A couple of weeks ago, this is what Chant West, a super monitoring business, revealed about our super funds: “Super funds have delivered a positive return for the eighth consecutive financial year, with the median growth fund up 10.7% for 2016/17. Among the major funds, double-digit returns were common. Hostplus took the top spot with 13.2%, and even the worst performing fund in our growth category delivered a respectable 7.4%. Growth funds are those that have a 61% to 80% allocation to growth assets and are the ones in which most Australians are invested.”
And this reporting season could be one with an historically huge growth in the collective profits of our publicly listed companies.
Citi Research thinks a 20% surge in profits is on the cards. While that sounds huge, there’s an intriguing tale behind this great-looking result.

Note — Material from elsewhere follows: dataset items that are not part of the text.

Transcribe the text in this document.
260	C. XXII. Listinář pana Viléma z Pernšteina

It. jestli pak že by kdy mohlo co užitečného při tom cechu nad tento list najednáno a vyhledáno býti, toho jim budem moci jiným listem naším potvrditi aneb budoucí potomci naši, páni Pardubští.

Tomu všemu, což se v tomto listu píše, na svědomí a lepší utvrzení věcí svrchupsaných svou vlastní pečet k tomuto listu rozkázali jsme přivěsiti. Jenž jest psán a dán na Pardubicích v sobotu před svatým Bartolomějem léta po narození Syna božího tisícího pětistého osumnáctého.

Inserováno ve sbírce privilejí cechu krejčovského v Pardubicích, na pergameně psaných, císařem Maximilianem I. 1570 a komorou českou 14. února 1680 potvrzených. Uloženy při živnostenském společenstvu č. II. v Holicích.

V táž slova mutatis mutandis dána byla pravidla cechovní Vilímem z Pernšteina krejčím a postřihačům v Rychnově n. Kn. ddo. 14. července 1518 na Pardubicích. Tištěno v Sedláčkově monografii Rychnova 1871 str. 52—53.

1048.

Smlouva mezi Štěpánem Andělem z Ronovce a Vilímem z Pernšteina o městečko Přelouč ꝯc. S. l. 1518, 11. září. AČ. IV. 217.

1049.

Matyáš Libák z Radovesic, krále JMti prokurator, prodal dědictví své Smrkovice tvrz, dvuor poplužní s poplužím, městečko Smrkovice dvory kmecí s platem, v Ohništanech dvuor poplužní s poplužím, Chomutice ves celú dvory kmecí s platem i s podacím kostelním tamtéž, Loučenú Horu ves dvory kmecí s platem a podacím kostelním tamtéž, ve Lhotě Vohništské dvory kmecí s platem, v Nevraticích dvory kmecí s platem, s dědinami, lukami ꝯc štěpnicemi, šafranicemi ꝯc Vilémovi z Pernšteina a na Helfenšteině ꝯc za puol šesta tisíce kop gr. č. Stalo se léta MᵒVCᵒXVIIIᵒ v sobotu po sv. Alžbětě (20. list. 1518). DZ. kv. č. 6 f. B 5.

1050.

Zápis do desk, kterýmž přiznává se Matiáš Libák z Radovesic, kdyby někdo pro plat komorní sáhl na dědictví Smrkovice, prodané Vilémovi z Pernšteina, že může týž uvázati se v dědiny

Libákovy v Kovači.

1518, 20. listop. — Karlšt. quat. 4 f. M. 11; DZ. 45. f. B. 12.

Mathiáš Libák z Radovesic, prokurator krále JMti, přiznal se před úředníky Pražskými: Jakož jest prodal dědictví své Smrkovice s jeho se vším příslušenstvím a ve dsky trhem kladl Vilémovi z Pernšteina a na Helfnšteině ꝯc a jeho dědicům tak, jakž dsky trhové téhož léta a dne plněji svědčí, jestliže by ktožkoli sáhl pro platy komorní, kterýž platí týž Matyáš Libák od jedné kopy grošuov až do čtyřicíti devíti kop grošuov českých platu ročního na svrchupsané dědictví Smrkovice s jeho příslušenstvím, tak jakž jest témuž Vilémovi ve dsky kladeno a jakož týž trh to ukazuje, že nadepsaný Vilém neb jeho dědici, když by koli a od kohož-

The smarties, who do the form on companies going into reporting season, think resource companies will come up with a 130% rise in profits but non-resource businesses might only improve their bottom lines by 5%. By putting the resource and non-resources companies’ predicted profits together, they come up with a 20% gain but if those non-resource companies do better than expected, then stocks will spike and our super fund returns will go with them!
But it works both ways. Worse-than-expected company reports could hurt the stock market and our super and hence the anxiety/excitement of the next three weeks. And there will be a bit of hanging on every word and sitting on the edge of the seat stuff until the company reveals their outlook statement.
You see, these results come from the second half of 2016-17, which ended on June 30, so what’s going on now and what seems to be evolving could help or hurt the share price on reporting day, or on the days that follow.
For me, this season finals series is really important, as I have the listed Switzer Dividend Growth Fund (SWTZ), which goes into reporting season for the first time. Being a dividend fund, any news on dividends could be huge for it and Telstra is under the gun, with some experts thinking a dividend cut is coming sooner rather than later.
Either way, that announcement will have big market implications. My fund loves more dividends and higher share prices, as that’s what drives its unit price, which clearly is determined by the stock market daily!
On dividends, some market analysts think resource companies will be paying higher dividends because they’re drowning in cash, after they all cut costs to the bone after the mining boom petered out, but then commodity prices picked up more than everyone expected.
Other exciting big hits will feature in this reporting season, such as the impact Amazon has had on retailers, or more critically, what its effect will be on future profits. And are our banks still making record profits, despite APRA, the Reserve Bank, ASIC, the Federal Budget and even the SA Budget all trying to eat into their efforts to drive up their share price and our super balances, which have a big exposure to the banks?
I prefer this reporting season because it runs ahead of the best two quarters for dividends — the best being the September quarter, followed by the December quarter. Big dividends are good for my SWTZ fund. Also, stock markets have a much better record of going higher over November to March than they do April to October. So you can see why I look forward to the second half of the year and this reporting season.
(Our fund has slightly out-performed the S&P/ASX 200 Index since we listed on February 4 but we have paid two dividends, as we shell out every quarter, which gives us another plus in relative terms. However, we need the Index to go higher, so I’m really on the edge of my seat over the next three weeks. Go Australia’s top 200 companies!)
I’m really hoping this will be a year when we win the flag! But if not, I’ll set my focus on the February ‘finals’. As I said, this is a game that keeps on giving. It does so about eight years in 10, delivering around 10% per annum over that time, where dividends make up about half of that return. Who can’t love a game like this?